Florida has long been nicknamed ‘The Sunshine State’, and we all know why- blazing sunshine and temperatures into the 90’s almost all year round. As many Floridians say to their Northerner relatives and friends, “We live where you take vacation!” Living in Florida, however, makes us Floridians extremely prone to many types of skin cancer as we are constantly exposed to the sun’s harmful rays. As we age, the likelihood to be diagnosed goes up as sun exposure has a cumulative effect on the skin. More days at the beach translate into more exposure to harmful rays.
Dr. Christopher Balamucki is a Radiation Oncologist at The Cancer Center of North Florida Regional Medical Center. Balamucki received his Medical Degree at Wake Forest School of Medicine and completed his Radiation Oncology Residency at the University of Florida. While he is dedicated to treating patients with various kinds of cancer, his passion is sharing information wherever and whenever he can about how to prevent cancer. In a recent talk at The Village Retirement Community in Gainesville, Dr. Balamucki was able to offer a lot of information on different types of skin cancer, how to recognize and treat it and, most importantly, how to prevent it. Attendees said they learned a lot from Dr. Balamucki. Here is some of what he shared with them.

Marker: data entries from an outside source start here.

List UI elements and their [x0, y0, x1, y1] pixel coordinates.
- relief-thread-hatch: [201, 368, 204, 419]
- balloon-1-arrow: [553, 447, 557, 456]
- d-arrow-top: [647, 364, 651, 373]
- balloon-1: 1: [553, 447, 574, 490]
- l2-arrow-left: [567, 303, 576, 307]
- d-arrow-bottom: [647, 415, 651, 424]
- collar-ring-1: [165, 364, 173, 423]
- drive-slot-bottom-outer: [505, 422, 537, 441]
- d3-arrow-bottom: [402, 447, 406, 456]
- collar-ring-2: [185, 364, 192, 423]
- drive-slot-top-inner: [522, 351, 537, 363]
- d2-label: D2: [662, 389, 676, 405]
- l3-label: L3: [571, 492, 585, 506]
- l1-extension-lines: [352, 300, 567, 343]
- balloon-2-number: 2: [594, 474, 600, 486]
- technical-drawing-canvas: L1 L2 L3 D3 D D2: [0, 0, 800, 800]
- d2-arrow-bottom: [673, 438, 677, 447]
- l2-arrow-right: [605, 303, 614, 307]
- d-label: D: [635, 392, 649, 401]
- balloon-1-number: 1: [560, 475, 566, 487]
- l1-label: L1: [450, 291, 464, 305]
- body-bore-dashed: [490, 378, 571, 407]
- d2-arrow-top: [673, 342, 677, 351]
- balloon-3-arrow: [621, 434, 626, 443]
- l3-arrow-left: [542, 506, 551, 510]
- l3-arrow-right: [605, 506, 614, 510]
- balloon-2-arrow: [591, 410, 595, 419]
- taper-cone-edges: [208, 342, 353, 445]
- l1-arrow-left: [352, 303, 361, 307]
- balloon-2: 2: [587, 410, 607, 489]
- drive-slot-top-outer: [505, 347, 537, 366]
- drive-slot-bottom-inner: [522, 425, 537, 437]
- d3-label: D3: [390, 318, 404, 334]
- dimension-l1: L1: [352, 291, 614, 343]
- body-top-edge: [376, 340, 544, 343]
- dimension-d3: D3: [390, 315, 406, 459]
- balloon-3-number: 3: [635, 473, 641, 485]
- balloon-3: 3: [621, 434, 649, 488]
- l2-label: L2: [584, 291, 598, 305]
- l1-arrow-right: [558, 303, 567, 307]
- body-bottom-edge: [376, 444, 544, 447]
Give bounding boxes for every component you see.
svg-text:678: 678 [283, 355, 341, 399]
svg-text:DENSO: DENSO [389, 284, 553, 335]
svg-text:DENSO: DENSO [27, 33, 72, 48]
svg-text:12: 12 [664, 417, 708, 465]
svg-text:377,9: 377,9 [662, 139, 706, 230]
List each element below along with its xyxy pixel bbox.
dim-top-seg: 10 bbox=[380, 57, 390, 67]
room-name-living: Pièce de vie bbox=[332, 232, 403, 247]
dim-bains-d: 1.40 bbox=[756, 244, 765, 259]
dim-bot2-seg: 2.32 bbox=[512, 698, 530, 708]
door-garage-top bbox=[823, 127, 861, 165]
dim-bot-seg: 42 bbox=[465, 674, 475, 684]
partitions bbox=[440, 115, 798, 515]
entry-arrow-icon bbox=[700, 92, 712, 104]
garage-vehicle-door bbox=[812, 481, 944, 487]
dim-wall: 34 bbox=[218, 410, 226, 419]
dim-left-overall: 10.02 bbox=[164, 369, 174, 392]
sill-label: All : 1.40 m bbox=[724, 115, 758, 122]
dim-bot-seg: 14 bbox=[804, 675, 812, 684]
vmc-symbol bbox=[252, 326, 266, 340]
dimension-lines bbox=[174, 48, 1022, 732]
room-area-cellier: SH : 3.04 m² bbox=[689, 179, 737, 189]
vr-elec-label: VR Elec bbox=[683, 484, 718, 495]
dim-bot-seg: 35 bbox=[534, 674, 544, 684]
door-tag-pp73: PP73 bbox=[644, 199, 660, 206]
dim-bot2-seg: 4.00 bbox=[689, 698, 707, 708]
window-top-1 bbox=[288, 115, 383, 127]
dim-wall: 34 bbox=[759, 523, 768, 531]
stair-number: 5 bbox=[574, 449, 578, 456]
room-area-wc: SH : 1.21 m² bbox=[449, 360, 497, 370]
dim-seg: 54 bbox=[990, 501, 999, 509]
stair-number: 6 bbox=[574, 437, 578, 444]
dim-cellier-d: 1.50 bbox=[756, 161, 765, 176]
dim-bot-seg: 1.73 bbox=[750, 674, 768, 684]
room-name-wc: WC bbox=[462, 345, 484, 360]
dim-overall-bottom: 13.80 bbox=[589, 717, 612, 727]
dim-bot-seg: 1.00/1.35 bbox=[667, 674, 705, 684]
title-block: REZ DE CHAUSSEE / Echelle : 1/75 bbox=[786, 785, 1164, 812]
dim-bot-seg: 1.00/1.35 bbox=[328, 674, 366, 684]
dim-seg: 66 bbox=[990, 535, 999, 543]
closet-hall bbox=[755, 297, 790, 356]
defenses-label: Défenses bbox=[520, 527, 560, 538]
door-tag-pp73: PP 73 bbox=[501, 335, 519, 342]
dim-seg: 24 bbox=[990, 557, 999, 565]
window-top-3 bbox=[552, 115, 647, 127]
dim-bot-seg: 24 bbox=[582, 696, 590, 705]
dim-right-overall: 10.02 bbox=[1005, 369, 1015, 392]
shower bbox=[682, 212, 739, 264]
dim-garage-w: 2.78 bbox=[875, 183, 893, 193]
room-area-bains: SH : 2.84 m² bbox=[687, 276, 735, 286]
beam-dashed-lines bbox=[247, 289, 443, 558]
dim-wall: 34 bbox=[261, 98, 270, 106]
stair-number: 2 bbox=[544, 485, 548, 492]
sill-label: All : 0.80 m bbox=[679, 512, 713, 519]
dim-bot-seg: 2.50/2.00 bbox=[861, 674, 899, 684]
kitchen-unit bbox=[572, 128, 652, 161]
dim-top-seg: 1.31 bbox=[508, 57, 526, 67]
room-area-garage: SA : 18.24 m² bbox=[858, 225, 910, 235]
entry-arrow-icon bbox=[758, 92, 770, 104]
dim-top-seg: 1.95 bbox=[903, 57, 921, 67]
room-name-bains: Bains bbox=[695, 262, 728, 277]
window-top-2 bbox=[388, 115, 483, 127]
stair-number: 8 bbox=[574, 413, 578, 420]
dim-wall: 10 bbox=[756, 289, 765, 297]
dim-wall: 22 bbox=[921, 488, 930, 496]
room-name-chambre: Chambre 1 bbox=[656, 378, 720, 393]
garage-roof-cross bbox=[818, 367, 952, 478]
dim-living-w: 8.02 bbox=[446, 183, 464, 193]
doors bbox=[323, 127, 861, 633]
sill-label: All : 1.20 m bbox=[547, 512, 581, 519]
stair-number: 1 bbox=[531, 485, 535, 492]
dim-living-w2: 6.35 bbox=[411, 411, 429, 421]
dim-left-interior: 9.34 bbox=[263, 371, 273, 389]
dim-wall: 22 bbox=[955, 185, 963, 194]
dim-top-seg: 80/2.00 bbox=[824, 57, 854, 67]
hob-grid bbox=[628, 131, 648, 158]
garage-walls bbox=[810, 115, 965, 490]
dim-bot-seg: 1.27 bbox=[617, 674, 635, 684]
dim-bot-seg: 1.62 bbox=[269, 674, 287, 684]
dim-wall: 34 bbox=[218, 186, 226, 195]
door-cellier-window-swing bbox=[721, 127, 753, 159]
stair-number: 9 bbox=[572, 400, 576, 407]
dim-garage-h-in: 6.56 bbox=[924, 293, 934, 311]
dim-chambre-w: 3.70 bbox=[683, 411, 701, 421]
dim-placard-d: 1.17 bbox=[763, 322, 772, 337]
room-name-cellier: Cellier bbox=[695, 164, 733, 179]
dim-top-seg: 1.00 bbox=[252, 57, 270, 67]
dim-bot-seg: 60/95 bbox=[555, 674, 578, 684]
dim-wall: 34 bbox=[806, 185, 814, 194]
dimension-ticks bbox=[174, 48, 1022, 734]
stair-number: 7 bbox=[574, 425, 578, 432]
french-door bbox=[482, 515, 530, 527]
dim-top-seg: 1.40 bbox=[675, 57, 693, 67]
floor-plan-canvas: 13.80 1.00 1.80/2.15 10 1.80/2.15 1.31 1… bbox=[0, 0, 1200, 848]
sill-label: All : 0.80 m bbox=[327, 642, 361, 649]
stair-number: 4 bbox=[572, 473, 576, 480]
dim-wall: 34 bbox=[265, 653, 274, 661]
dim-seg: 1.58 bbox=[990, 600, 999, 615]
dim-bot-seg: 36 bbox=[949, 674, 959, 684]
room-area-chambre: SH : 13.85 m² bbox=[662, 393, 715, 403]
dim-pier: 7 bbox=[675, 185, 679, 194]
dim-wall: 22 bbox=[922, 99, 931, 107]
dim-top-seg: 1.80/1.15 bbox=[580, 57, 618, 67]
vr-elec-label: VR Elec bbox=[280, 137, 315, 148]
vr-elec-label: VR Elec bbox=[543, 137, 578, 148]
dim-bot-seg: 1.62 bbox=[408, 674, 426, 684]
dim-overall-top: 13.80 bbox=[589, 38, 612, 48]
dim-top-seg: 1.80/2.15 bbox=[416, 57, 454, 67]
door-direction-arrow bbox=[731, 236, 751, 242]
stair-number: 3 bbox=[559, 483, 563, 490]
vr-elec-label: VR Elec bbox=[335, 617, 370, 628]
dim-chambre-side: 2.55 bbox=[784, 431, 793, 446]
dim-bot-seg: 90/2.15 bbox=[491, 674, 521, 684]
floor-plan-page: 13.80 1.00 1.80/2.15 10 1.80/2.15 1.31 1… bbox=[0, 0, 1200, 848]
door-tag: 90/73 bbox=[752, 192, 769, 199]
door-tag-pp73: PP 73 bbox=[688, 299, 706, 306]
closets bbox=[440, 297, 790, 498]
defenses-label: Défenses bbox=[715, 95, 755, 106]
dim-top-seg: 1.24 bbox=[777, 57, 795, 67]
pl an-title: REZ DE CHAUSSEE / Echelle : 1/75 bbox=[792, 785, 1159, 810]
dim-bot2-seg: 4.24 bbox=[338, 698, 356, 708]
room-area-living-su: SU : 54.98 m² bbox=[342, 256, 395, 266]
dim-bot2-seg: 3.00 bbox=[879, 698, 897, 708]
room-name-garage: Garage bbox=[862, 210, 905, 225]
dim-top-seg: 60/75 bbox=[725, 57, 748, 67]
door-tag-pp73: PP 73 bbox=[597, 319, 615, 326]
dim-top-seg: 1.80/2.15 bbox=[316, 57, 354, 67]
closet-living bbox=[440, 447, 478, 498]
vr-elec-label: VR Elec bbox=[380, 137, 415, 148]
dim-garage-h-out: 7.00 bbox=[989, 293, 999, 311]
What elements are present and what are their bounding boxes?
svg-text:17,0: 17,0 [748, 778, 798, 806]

Give Me the Stats.With more than 3.5 million cases diagnosed in over 2 million people per year, skin cancer is the most common form of cancer in the U.S. To break that down- roughly 1 in 5 Americans will be diagnosed in their lifetime, according to Dr. Balamucki. The cases of breast, prostate, lung and colon cancer combined are still less than those of skin cancer! This large amount of cases may be in part because of the wide range of skin cancers that exist, which range in commonality and aggressiveness. Dr. Balamucki discussed these cancers in the order from most to least common: basal cell carcinoma, squamous cell carcinoma, melanoma and Merkel cell carcinoma.
Identifying and Treating.Dr. Balamucki offered up a great recommendation from the Skin Cancer Foundation: do a routine monthly self-examination. In doing a self-examination, you will be able to identify new or changing skin lesions and promptly schedule an appointment with your dermatologist. It is important to do this because it can help you catch skin cancer at its early stages, and early skin cancers have a 90 to 95 percent cure rate. After you see your dermatologist, the doctor will assess the skin lesion and determine if it can be treated there or if you need to go to a Radiation Oncology clinic for treatment. Dermatologists have many forms of treatment. After a shave biopsy is completed, a dermatologist can perform one of many treatment options. If there is potential for a poor cosmetic result of the surgery or if the dermatologist is not able to completely remove the skin cancer, which is when the patient will typically be referred to a Radiation Oncologist.
Prevention is the Name of the Game. With so many different types of skin cancer, it is so crucial to do everything you can to prevent a possible diagnosis. Obviously, living in Florida makes it almost impossible to avoid sun exposure completely. However, if you can, try to limit your exposure. If you’re at the beach, spend some time in the sun but take a break and sit under an umbrella for a while. When you know you will be in the sun, wear at least 30 SPF and constantly reapply it. Lastly, avoid tanning beds! They are extremely harmful and have been linked strongly to skin cancer. So as a Floridian, it is important that as we enjoy the year round sunshine, we make sure that we take all the precautions to keep our skin safe and healthy!